Kurt Russell, protagonista della pellicola, intuì già ai tempi le potenzialità negative del film. Di fatto l’opera cinematografica di John Carpenter, la quarta collaborazione tra il regista e l’attore, risultò essere un totale insuccesso finanziario al box office. Rivelandosi un flop al botteghino, incassando appena 11 milioni di dollari. Ciò nonostante, alla pellicola carpentiana venne riconosciuto, a posteriori, la validità della sua qualità stilistico-narrativa. Grosso guaio a Chinatown (stasera su Spike alle 21:30) è considerato, a pieno merito, un film cult, capace di segnare generazioni passate e future di appassionati del genere.
Originandosi come prodotto per antonomasia dell’atmosfera kitsch degli anni ’80, il film di Carpenter ha inciso notevolmente nel percorso evolutivo della storia del cinema d’azione e fantasy.
La sceneggiatura iniziale prevedeva che la vicenda raccontata fosse di matrice western, svolgendosi nell’ovest degli Stati Uniti.
In un’epoca di conquista del selvaggio da parte di cowboys e proprietari terrieri, messi a confronto con una moltitudine di emigrati cinesi, portatori di superstizioni rivelatesi reali. Per scelta dei produttori il racconto fu riscritto e ricontestualizzato in epoca odierna. Tuttavia sono chiari ed evidenti gli strascichi della versione originale della storia, con particolari riferimenti e dettagli in omaggio al cinema western e alle eroiche figure dei  cowboys e dei pistoleri. Risulta quindi evidente, inoltre, l’influsso del cinema di Howard Hawks nello stile registico di Carpenter.
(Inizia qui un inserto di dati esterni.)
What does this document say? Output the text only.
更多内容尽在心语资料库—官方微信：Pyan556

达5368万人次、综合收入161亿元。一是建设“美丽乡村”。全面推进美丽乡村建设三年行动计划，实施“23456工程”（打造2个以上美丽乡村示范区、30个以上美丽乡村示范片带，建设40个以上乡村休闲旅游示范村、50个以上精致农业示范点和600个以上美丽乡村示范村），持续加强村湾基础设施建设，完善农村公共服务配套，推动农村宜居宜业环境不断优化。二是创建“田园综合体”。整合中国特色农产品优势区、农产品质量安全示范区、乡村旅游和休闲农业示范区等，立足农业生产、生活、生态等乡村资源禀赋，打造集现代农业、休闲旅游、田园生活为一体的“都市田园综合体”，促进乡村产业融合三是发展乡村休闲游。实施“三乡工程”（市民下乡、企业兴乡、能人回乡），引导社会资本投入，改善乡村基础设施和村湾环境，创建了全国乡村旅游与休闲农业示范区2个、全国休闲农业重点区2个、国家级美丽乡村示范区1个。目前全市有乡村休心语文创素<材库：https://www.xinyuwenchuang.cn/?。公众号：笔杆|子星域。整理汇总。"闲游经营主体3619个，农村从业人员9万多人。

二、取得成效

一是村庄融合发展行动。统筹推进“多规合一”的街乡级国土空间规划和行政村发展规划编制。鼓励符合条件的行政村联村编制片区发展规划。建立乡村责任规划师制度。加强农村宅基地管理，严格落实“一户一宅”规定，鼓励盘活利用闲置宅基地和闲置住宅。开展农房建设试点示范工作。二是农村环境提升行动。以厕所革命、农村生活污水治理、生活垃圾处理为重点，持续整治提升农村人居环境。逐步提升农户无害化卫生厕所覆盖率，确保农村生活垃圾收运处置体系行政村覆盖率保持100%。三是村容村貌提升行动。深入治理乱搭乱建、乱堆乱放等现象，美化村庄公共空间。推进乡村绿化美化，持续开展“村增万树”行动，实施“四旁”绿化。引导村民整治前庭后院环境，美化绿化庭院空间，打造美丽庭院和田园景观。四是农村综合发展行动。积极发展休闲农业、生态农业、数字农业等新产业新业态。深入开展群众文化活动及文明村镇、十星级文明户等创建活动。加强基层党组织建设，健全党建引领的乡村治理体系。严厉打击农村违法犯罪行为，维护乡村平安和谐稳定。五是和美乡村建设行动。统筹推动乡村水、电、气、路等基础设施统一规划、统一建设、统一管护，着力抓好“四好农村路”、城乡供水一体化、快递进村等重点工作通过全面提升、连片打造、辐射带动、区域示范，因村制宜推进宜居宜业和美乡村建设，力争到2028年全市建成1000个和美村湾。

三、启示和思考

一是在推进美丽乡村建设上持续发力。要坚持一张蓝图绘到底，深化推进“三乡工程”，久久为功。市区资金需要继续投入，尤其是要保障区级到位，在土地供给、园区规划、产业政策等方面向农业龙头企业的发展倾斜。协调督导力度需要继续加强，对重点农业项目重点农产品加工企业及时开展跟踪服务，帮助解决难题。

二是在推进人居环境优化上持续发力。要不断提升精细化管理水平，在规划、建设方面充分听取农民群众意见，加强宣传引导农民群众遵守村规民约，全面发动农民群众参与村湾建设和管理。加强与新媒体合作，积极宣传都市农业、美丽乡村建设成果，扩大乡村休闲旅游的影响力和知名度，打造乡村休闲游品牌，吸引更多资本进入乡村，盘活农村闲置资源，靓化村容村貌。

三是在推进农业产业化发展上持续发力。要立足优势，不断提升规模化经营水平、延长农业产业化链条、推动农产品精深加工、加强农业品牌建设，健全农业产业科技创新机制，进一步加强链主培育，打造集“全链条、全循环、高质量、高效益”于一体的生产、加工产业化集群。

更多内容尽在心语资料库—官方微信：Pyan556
La volontà di ambientare la vicenda nella Chinatown di San Francisco evidenzia, tra l’altro, l’enorme influenza esercitata dal cinema cinese e di Hong Kong, e in particolare il cinema di arti marziali, sul mercato americano. Carpenter punta alla creazione di una commistione di generi, generando una pellicola equilibrata in bilico tra il raffinato e suggestivo cinema cinese e quello americano, visivamente violento e verace. Una pellicola costantemente tesa tra il fantasy e il cinema d’azione.
Carpenter rielabora la figura dell’eroe, creando un personaggio goffo e impacciato.
Ribaltando in un certo senso gli stereotipi e le convenzioni perpetrate dalle case di produzioni hollywoodiane, disegna una sorta di antieroe un po’ sempliciotto; nonostante le sue qualità e virtù risiedano comunque nel coraggio e nel senso del dovere. Ma manca completamente di adeguatezza e prontezza all’azione.
In quest’ottica Jack Burton è la spalla del vero eroe, Wang Chi. Il quale, grazie all’aiuto dello stregone Egg Shen, riuscirà a sconfiggere l’antagonista di turno, David Lo Pan. Carpenter riabilita dunque la figura del personaggio cinese, prima ridimensionato al ruolo della spalla comica. Per questo motivo i produttori vollero a tutti i costi l’aggiunta, in sede di post-produzione, della scena iniziale.
Carpenter, tuttavia, mantiene costante un certo rigore e rispetto nella rappresentazione e messa in scena di personaggi e racconti ripresi dal folklore cinese. L’opera pone al proprio centro racconti di spiritualità appartenenti al contesto culturale della mitologia asiatica; riuscendo a generare un pacato equilibrio e raggiungendo l’obiettivo postosi dalla volontà creativa del regista.